To be successful in computer science, I believe (from my own personal experience) it is most important to remain passionate and motivated.
This means for example:
- Pursue knowledge proactively outside of courses;
- Avoid last-minute cramming;
- Prioritize courses that fit best with your education plan rather than those that you are most likely to do well (but are not as relevant);
develop both theoretic and hands-on skill;
- One would help you think big, focus on what is most important while the other would help translate your idea into concrete, measurable work
connect to professors and fellow students;
- Speaking often to professors helps keep in touch with most up-to-date changes in the field, while speaking to fellow students helps with learning better study habits and creating a sense of community within the institution.
On the other hand, do not forget to rest and relax. Extended periods of hardworking and cramming could lead to burnt-out. Making time to relax can help you solve complex problems, design creative solutions.
If you could go back in time, what if anything would you do differently as a student?
I would advise my past self to be more proactive in communicating with my advisor. An advisor is there to help but the students need to communicate what are the difficulties to get the right help.
I would also adopt better reading strategies which could have got me the bird’s eye view much faster. Back in the day, I attempted to read each and every paper in depth and that turns out to be both overwhelming and inefficient.

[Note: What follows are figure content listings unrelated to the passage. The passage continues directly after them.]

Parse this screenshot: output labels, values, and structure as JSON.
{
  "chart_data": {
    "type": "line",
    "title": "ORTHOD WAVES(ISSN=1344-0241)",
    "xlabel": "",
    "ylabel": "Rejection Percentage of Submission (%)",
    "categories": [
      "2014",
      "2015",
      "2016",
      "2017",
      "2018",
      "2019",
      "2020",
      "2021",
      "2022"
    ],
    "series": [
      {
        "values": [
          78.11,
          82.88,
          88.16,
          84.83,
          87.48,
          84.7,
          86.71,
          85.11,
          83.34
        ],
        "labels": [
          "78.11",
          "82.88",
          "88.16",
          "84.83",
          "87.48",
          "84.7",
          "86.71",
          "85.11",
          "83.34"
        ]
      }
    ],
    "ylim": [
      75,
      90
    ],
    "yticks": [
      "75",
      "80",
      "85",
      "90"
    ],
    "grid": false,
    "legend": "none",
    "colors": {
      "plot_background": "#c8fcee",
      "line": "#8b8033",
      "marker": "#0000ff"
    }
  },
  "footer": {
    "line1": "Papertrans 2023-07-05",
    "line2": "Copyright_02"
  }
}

Today, I believe a better tack to reading papers would be to decide at which depth level a paper should be read. This will not only fasten the literature survey but also improve our ability to focus on the big picture, avoid technical nuances while reading papers.
Why would you recommend Washington State University to others?
I would recommend Washington State University to others as a great place to be if they are looking for a research utopia to develop their career. Although I have not been with a university for very long, I have already had a lot of help and support from many senior faculty members in the department to get me started well ahead of time.
I would tell my colleagues confidently that here at WSU, we have a very resourceful and enabling faculty with world-class researcher and education programs which certainly gives the best environment to develop a long-term career.
Furthermore, on a personal note, I particularly love the urban and suburban mixing vibes in the Pullman-Moscow area which are relaxing and ideal for research stimulation. So, to me, this is really the place to be for someone who is looking for a beautiful place with a serene and peaceful atmosphere to live, work and grow a family.